At length along came a licensed (to carry passengers) paramedic smart car. Thanks again Ronda for the fact that I had my baby with one leg still in my legging’s. And a final thanks to you personally for the fact that because of you, not believing me when I told you that the baby was coming and you still refused me an ambulance (as by this point it was 2am and you explained to my birthing partner that the ambulances were prioritised for city centre drunken brawls)
I HAD MY BABY WITH NO PAIN RELEIF. NOT EVEN GAS AND AIR. Labour for me was from start to finish… Two and a half hours. It was the most ‘text book’, ‘tree-huggy’, untraumatic ‘for the baby’ delivery recorded…. BUT WHAT ABOUT ME????????
Whilst my baby entered the world unscathed and without the interventions of such modern-day familiarities as forceps, vontuse or pain medication…. I felt like I had time travelled back to the stone-age. My only comfort being the ever present, authoraitive voice of ‘Rhonda’.
I hated that bitch from start to finish, let me make that clear. She persistently called me Danielle, I am known as Dani and I did tell her this between the agonising (without meds) final stages of labour.
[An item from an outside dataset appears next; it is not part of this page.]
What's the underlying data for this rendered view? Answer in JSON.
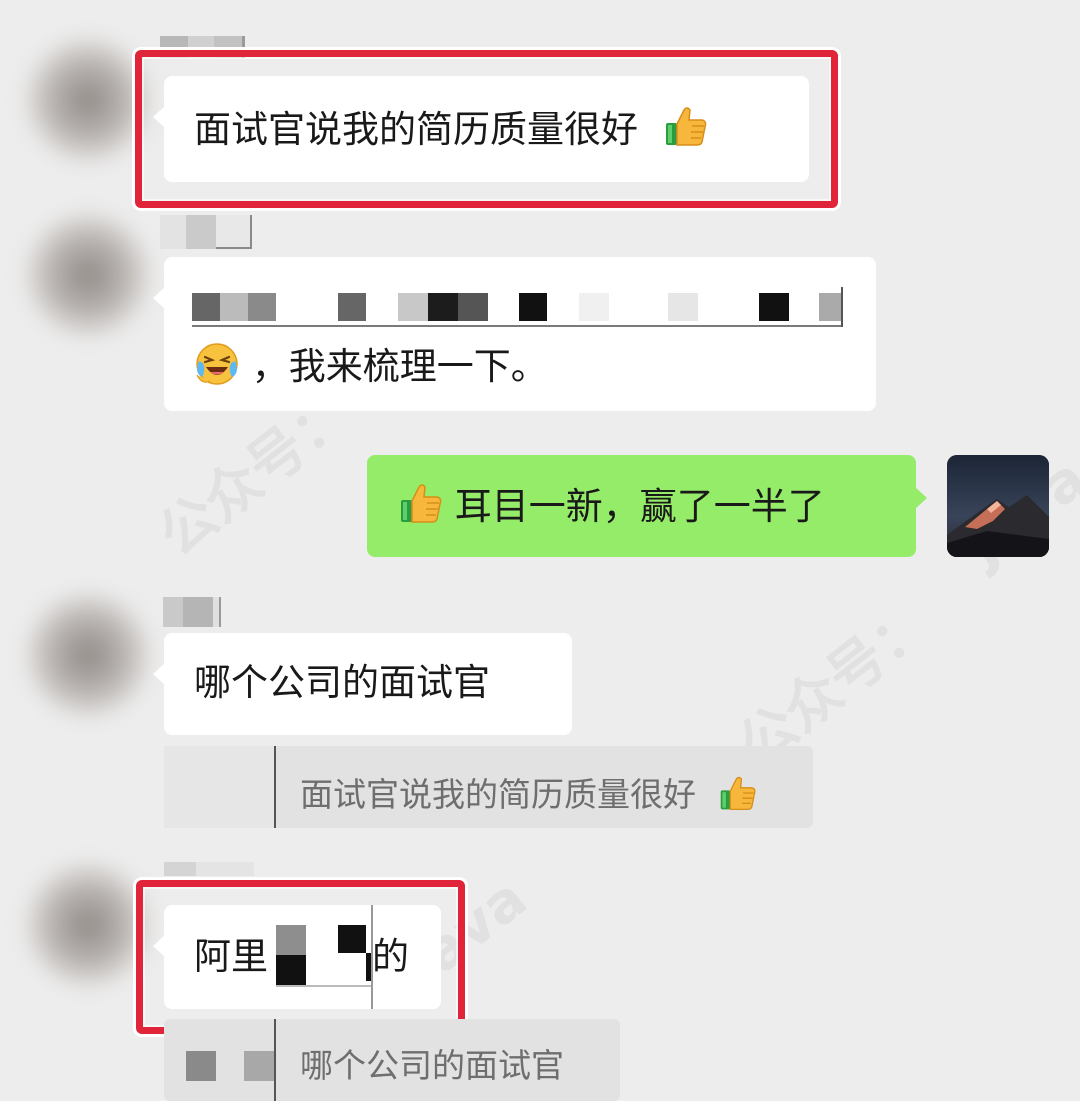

I remember distinctly that immediately after Xavi was born, she cleared the room. I had put on my birth-plan that I wanted Ahmet and my two best friends there. The only part of my birth-plan that could have been respected by ‘Rhonda’ to have observed these simply requests. BUT….
SHE WITHDREW THAT RIGHT FROM ME. INSTEAD…. SHE UNCEREMONIOUSLY PLACED THE BABY ON MY TIT AND A PIECE OF TOAST AND A CUP OF TEA OUT OF MY REACH!... Let me tell you. I would have done anything for a taste of that toast. Also, I would have learned better and quicker how to nurture my cub had I not been abandoned. That horrible, nasty, witch of a midwife then returned, telling me that my friends had left and demanded that I get into the bath. This bubble bath alongside the welcome break from the intensity and insecurity that my unexpected arrival had procured upon me seemed like a beckoning and rewarding rest bite. Unassuming as I am, it wasn’t until I lowered my anaesthetised nether regions into the bath full of bubbles, that was insisted upon by what I now recognise as a sadistic, controlling and judgemental sociopath, that I was finally able to exhale and breathe a sigh of relief…
I wonder if my Russian audience had different ideas about how we give birth to babies in the UK. Maybe you imagined state-of-the-art hospitals with TVs, toilet paper, and decent meals? OK, perhaps we do enjoy a few more basic ‘creature comforts’ than what I hear about Russian realities – and maybe for wealthy people the production of a plump ‘bouncing’ baby is smoother and gentler. But for a single mother without means in the UK, the process is no bed of roses, I assure you. At least not in my case. Eventually hubby Ahmet turned out to be a porn-obsessed lay-about. And down the road he went. But this time I didn’t pick up a drink, because I now had something better to do with my life. Xavi and I survived, even flourished, in the aftermath of it all. And that’s what counts.
===Danielle Le Roy===
However, it is clear that the trauma of being denied proper care during such a pivotal moment in her life will leave a lasting impact. The breach of trust and the failure of the healthcare system to provide timely and compassionate assistance is a sobering reminder of the urgent need for reform and accountability within maternal healthcare.